Wonder MeshOverview

Wonder Mesh

Wonder Mesh lets you turn your own computer or server into a Zeabur compute node. Whether your device is at home, in the office, or behind any network environment, it can securely connect to the Zeabur platform to deploy and run your services — no public IP or port forwarding required.

Wonder Mesh is currently in Beta. You can apply for access from the Servers page in the Zeabur console.
Already have access? See the Get Started guide to set up your first Wonder Mesh server.

How It Works

Wonder Mesh creates a private, encrypted tunnel between your device and the Zeabur platform using WireGuard. This tunnel works through NAT, firewalls, and dynamic IPs — your device gets a stable internal mesh IP address that Zeabur uses to manage deployments via SSH. You don’t need to configure any networking yourself.

Why Wonder Mesh?

Normally, Zeabur services run on cloud servers managed by Zeabur. Wonder Mesh changes this by letting you use your own hardware — a laptop, desktop, homelab server, or even a mini PC sitting at home — as a deployment target with the full Zeabur experience.

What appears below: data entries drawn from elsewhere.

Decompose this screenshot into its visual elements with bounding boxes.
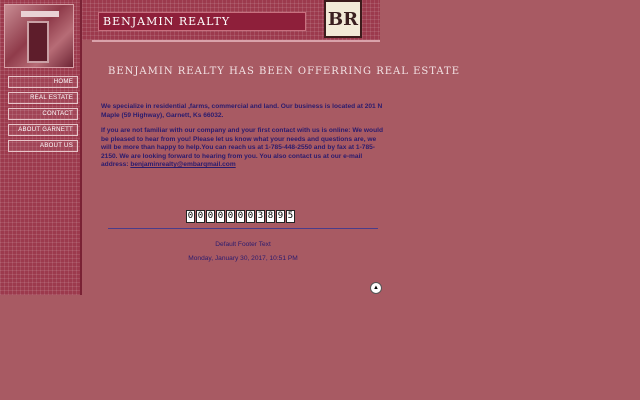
- logo-monogram: BR: [327, 8, 359, 30]
- footer-text: Default Footer Text: [215, 241, 271, 248]
- main-nav: Home Real Estate Contact About Garnett A…: [8, 76, 80, 156]
- counter-digit: 0: [216, 210, 225, 223]
- counter-digit: 0: [206, 210, 215, 223]
- left-sidebar: Home Real Estate Contact About Garnett A…: [0, 0, 82, 295]
- br-logo[interactable]: BR: [324, 0, 362, 38]
- header-divider: [92, 40, 380, 42]
- nav-home-button[interactable]: Home: [8, 76, 78, 88]
- counter-digit: 3: [256, 210, 265, 223]
- counter-digit: 8: [266, 210, 275, 223]
- page-tagline: Benjamin Realty has been offerring real …: [108, 66, 461, 77]
- contact-paragraph: If you are not familiar with our company…: [101, 127, 383, 170]
- storefront-photo: [4, 4, 74, 68]
- nav-contact-button[interactable]: Contact: [8, 108, 78, 120]
- email-link[interactable]: benjaminrealty@embarqmail.com: [130, 161, 235, 168]
- footer-divider: [108, 228, 378, 229]
- counter-digit: 0: [226, 210, 235, 223]
- main-content: We specialize in residential ,farms, com…: [101, 103, 383, 177]
- counter-digit: 9: [276, 210, 285, 223]
- storefront-door: [27, 21, 49, 63]
- footer-date: Monday, January 30, 2017, 10:51 PM: [188, 255, 298, 262]
- site-title-bar: Benjamin Realty: [98, 12, 306, 31]
- counter-digit: 0: [196, 210, 205, 223]
- nav-about-garnett-button[interactable]: About Garnett: [8, 124, 78, 136]
- intro-paragraph: We specialize in residential ,farms, com…: [101, 103, 383, 119]
- counter-digit: 0: [246, 210, 255, 223]
- scroll-to-top-button[interactable]: ▲: [370, 282, 382, 294]
- up-arrow-icon: ▲: [373, 285, 379, 291]
- nav-about-us-button[interactable]: About Us: [8, 140, 78, 152]
- counter-digit: 0: [186, 210, 195, 223]
- counter-digit: 0: [236, 210, 245, 223]
- counter-digit: 5: [286, 210, 295, 223]
- site-title: Benjamin Realty: [103, 15, 231, 28]
- nav-real-estate-button[interactable]: Real Estate: [8, 92, 78, 104]
- hit-counter: 0 0 0 0 0 0 0 3 8 9 5: [186, 210, 296, 223]
- storefront-sign: [21, 11, 59, 17]
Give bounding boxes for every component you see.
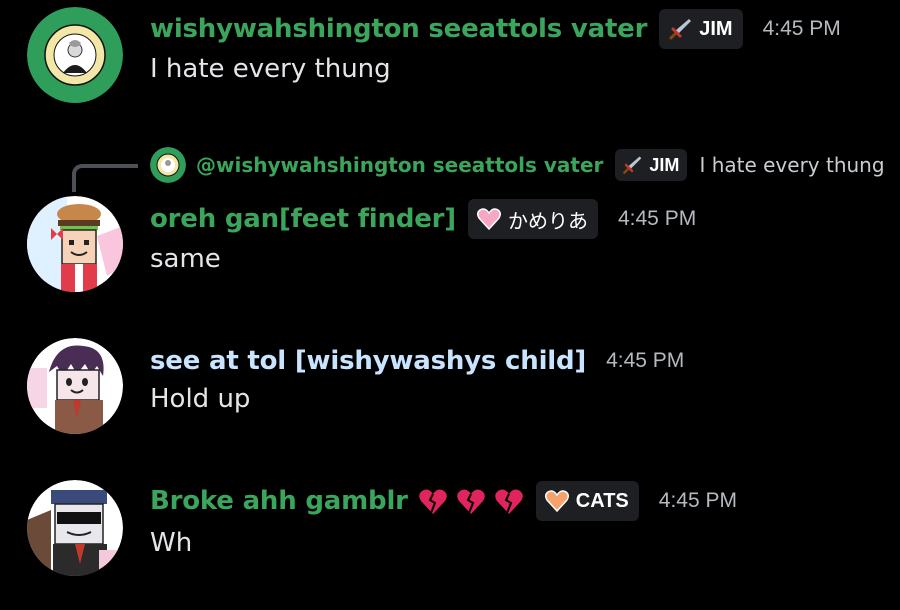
timestamp[interactable]: 4:45 PM	[618, 207, 696, 231]
message-text: Wh	[150, 528, 193, 558]
role-tag-label: CATS	[575, 489, 629, 512]
burger-character-avatar	[27, 196, 123, 292]
message-text: Hold up	[150, 384, 251, 414]
avatar-sunglasses-character[interactable]	[27, 480, 123, 576]
timestamp[interactable]: 4:45 PM	[763, 17, 841, 41]
reply-role-tag-label: JIM	[649, 154, 680, 175]
reply-username[interactable]: @wishywahshington seeattols vater	[196, 153, 603, 177]
role-tag[interactable]: CATS	[535, 481, 639, 521]
role-tag[interactable]: JIM	[659, 9, 743, 49]
timestamp[interactable]: 4:45 PM	[659, 489, 737, 513]
message-text: same	[150, 244, 221, 274]
reply-text: I hate every thung	[699, 153, 885, 177]
timestamp[interactable]: 4:45 PM	[606, 349, 684, 373]
broken-heart-icon	[457, 489, 485, 514]
reply-role-tag[interactable]: JIM	[615, 149, 688, 181]
avatar-purple-hair-character[interactable]	[27, 338, 123, 434]
broken-heart-icon	[495, 489, 523, 514]
sword-icon	[623, 156, 642, 174]
sunglasses-character-avatar	[27, 480, 123, 576]
message-header: oreh gan[feet finder] かめりあ 4:45 PM	[150, 198, 696, 240]
reply-connector	[72, 164, 138, 192]
washington-state-seal-icon	[27, 7, 123, 103]
role-tag[interactable]: かめりあ	[467, 199, 598, 239]
role-tag-label: JIM	[699, 17, 733, 40]
username[interactable]: wishywahshington seeattols vater	[150, 14, 647, 44]
sword-icon	[669, 19, 692, 40]
pink-heart-icon	[476, 208, 501, 231]
username[interactable]: oreh gan[feet finder]	[150, 204, 456, 234]
username[interactable]: Broke ahh gamblr	[150, 486, 408, 516]
message-header: Broke ahh gamblr CATS 4:45 PM	[150, 480, 737, 522]
broken-heart-icon	[419, 489, 447, 514]
purple-hair-character-avatar	[27, 338, 123, 434]
avatar-burger-character[interactable]	[27, 196, 123, 292]
message-header: see at tol [wishywashys child] 4:45 PM	[150, 340, 684, 382]
reply-preview[interactable]: @wishywahshington seeattols vater JIM I …	[150, 147, 885, 183]
message-text: I hate every thung	[150, 54, 391, 84]
username[interactable]: see at tol [wishywashys child]	[150, 346, 586, 376]
reply-avatar	[150, 147, 186, 183]
avatar-washington-seal[interactable]	[27, 7, 123, 103]
washington-state-seal-icon	[150, 147, 186, 183]
orange-heart-icon	[544, 490, 569, 513]
role-tag-label: かめりあ	[507, 210, 588, 233]
message-header: wishywahshington seeattols vater JIM 4:4…	[150, 8, 841, 50]
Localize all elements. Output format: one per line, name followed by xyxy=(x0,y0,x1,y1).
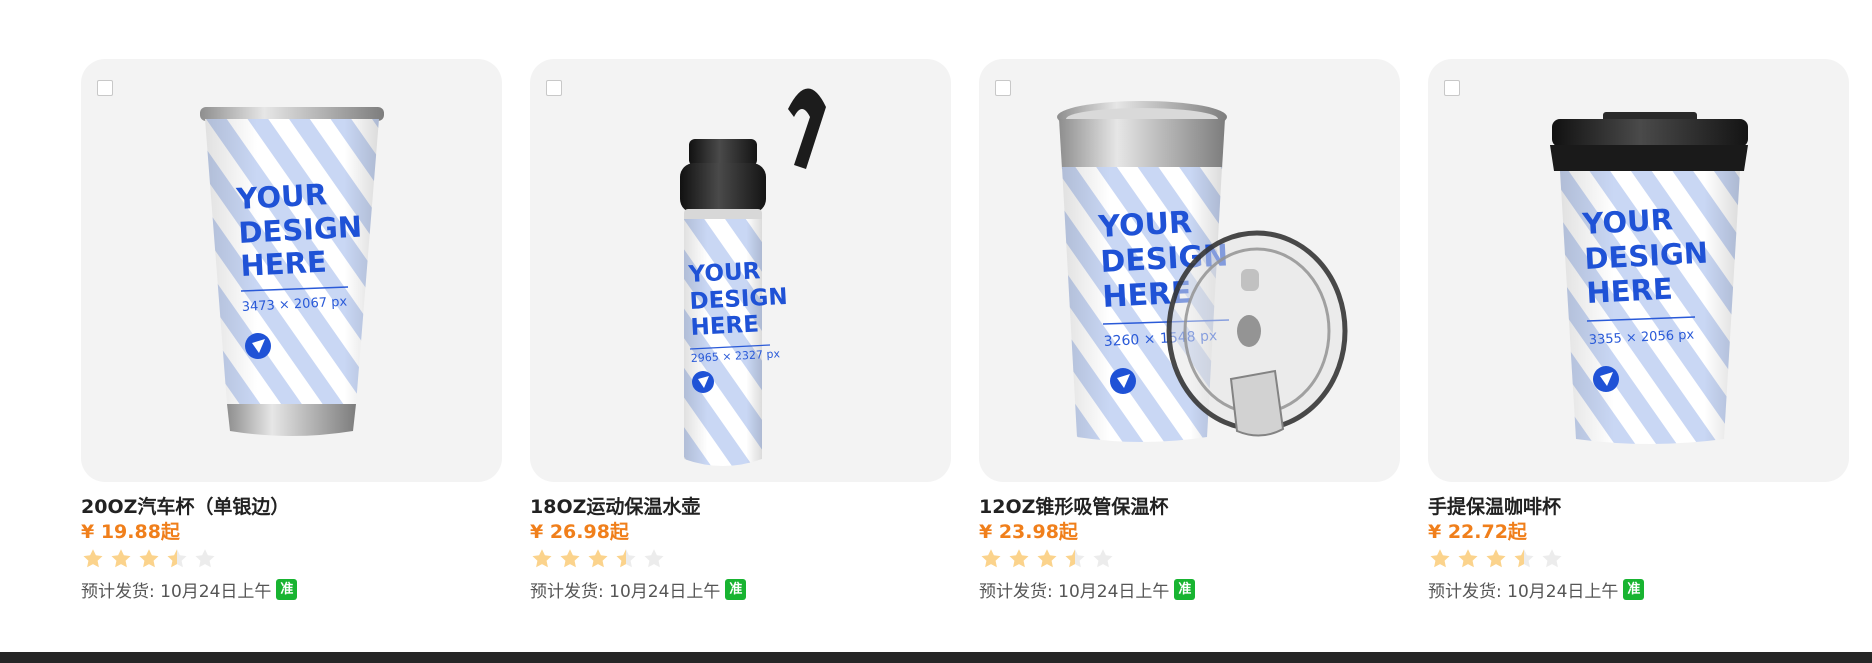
product-thumbnail[interactable]: YOUR DESIGN HERE 3473 × 2067 px xyxy=(81,59,502,482)
punctual-badge: 准 xyxy=(725,578,747,600)
svg-text:YOUR: YOUR xyxy=(235,177,328,216)
svg-text:DESIGN: DESIGN xyxy=(1584,236,1709,276)
product-price: ¥ 26.98起 xyxy=(530,521,629,543)
punctual-badge: 准 xyxy=(1623,578,1645,600)
half-star-icon xyxy=(167,549,187,568)
svg-text:HERE: HERE xyxy=(1586,272,1674,310)
product-title[interactable]: 12OZ锥形吸管保温杯 xyxy=(979,494,1400,520)
svg-text:HERE: HERE xyxy=(690,311,760,341)
svg-text:YOUR: YOUR xyxy=(1581,202,1674,241)
product-image-sport-bottle: YOUR DESIGN HERE 2965 × 2327 px xyxy=(680,88,826,466)
product-card[interactable]: YOUR DESIGN HERE 3473 × 2067 px 20OZ汽车杯（… xyxy=(81,59,502,602)
svg-text:DESIGN: DESIGN xyxy=(689,284,788,315)
product-price: ¥ 19.88起 xyxy=(81,521,180,543)
product-title[interactable]: 手提保温咖啡杯 xyxy=(1428,494,1849,520)
star-icon xyxy=(1009,549,1029,568)
svg-text:YOUR: YOUR xyxy=(1097,205,1193,245)
rating-stars xyxy=(81,545,502,573)
star-empty-icon xyxy=(1542,549,1562,568)
product-title[interactable]: 18OZ运动保温水壶 xyxy=(530,494,951,520)
shipping-info: 预计发货: 10月24日上午 准 xyxy=(81,576,502,602)
star-icon xyxy=(588,549,608,568)
shipping-text: 预计发货: 10月24日上午 xyxy=(81,581,272,602)
star-icon xyxy=(1458,549,1478,568)
star-icon xyxy=(560,549,580,568)
rating-stars xyxy=(530,545,951,573)
select-checkbox[interactable] xyxy=(97,80,113,96)
star-icon xyxy=(981,549,1001,568)
rating-stars xyxy=(979,545,1400,573)
star-empty-icon xyxy=(644,549,664,568)
product-image-coffee-cup: YOUR DESIGN HERE 3355 × 2056 px xyxy=(1550,112,1748,444)
product-price: ¥ 22.72起 xyxy=(1428,521,1527,543)
product-card[interactable]: YOUR DESIGN HERE 2965 × 2327 px 18OZ运动保温… xyxy=(530,59,951,602)
shipping-text: 预计发货: 10月24日上午 xyxy=(1428,581,1619,602)
product-grid: YOUR DESIGN HERE 3473 × 2067 px 20OZ汽车杯（… xyxy=(81,59,1849,602)
product-thumbnail[interactable]: YOUR DESIGN HERE 3260 × 1548 px xyxy=(979,59,1400,482)
select-checkbox[interactable] xyxy=(995,80,1011,96)
shipping-text: 预计发货: 10月24日上午 xyxy=(530,581,721,602)
punctual-badge: 准 xyxy=(1174,578,1196,600)
punctual-badge: 准 xyxy=(276,578,298,600)
rating-stars xyxy=(1428,545,1849,573)
star-icon xyxy=(111,549,131,568)
svg-text:HERE: HERE xyxy=(240,245,328,283)
half-star-icon xyxy=(1065,549,1085,568)
star-icon xyxy=(1430,549,1450,568)
product-card[interactable]: YOUR DESIGN HERE 3260 × 1548 px 12OZ锥形吸管… xyxy=(979,59,1400,602)
star-icon xyxy=(532,549,552,568)
product-image-tapered-tumbler: YOUR DESIGN HERE 3260 × 1548 px xyxy=(1057,101,1348,442)
product-thumbnail[interactable]: YOUR DESIGN HERE 2965 × 2327 px xyxy=(530,59,951,482)
star-empty-icon xyxy=(1093,549,1113,568)
select-checkbox[interactable] xyxy=(1444,80,1460,96)
star-empty-icon xyxy=(195,549,215,568)
product-image-car-tumbler: YOUR DESIGN HERE 3473 × 2067 px xyxy=(200,107,384,436)
shipping-info: 预计发货: 10月24日上午 准 xyxy=(979,576,1400,602)
shipping-info: 预计发货: 10月24日上午 准 xyxy=(530,576,951,602)
footer-bar xyxy=(0,652,1872,663)
half-star-icon xyxy=(616,549,636,568)
product-card[interactable]: YOUR DESIGN HERE 3355 × 2056 px 手提保温咖啡杯 … xyxy=(1428,59,1849,602)
shipping-info: 预计发货: 10月24日上午 准 xyxy=(1428,576,1849,602)
half-star-icon xyxy=(1514,549,1534,568)
star-icon xyxy=(1486,549,1506,568)
star-icon xyxy=(139,549,159,568)
select-checkbox[interactable] xyxy=(546,80,562,96)
star-icon xyxy=(1037,549,1057,568)
product-price: ¥ 23.98起 xyxy=(979,521,1078,543)
svg-text:DESIGN: DESIGN xyxy=(238,210,363,250)
svg-text:YOUR: YOUR xyxy=(687,258,761,288)
shipping-text: 预计发货: 10月24日上午 xyxy=(979,581,1170,602)
product-thumbnail[interactable]: YOUR DESIGN HERE 3355 × 2056 px xyxy=(1428,59,1849,482)
product-title[interactable]: 20OZ汽车杯（单银边） xyxy=(81,494,502,520)
star-icon xyxy=(83,549,103,568)
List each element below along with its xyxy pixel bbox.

  • Homelab enthusiasts: Get a cloud-grade deployment and management experience for your home servers.
  • Developers: Test services locally with a real orchestration system, then deploy to the cloud when ready.
  • Self-hosting advocates: Keep data on your own hardware without sacrificing the convenience of one-click deployments.

Key Features

  • One-click setup: Create a server in the console, run a single command on your device, and you’re ready to deploy.
  • Works behind NAT: No need for a public IP, static IP, or port forwarding. Wonder Mesh establishes a secure mesh network that works from any network.
  • Full Zeabur integration: Deploy templates from the marketplace, push code, bind domains, view logs, and monitor resources — just like any other Zeabur server.
  • Server management: Monitor CPU, memory, and disk usage, access SSH, and check real-time server status from the console.

Supported Platforms

Operating SystemArchitectureNotes
Linuxamd64 / arm64Direct installation
macOSamd64 / arm64Runs via a Lima virtual machine

From Mac minis to Raspberry Pis, any Linux or macOS device can become a Zeabur server.

FAQ

Does my device need to stay powered on?

Yes. The device must remain powered on and connected to the internet for the services deployed on it to stay accessible.

What happens if my device goes offline?

Services deployed on that device will be temporarily unavailable. Once the device comes back online, connectivity is restored automatically.

Are there any network requirements?

Just an internet connection. No public IP, no port forwarding, and no firewall changes are needed.

How do I access services deployed on my device?

You have two options:

  • From the internet: Bind a domain to your service just like any other Zeabur server. See Public Networking for details on domain binding and port forwarding.
  • From your local network: Open the Networking tab on the service page to find the LAN access address. See the Get Started guide for details on finding your device’s LAN IP.

Services in the same project can also communicate with each other using internal hostnames. See Private Networking for details.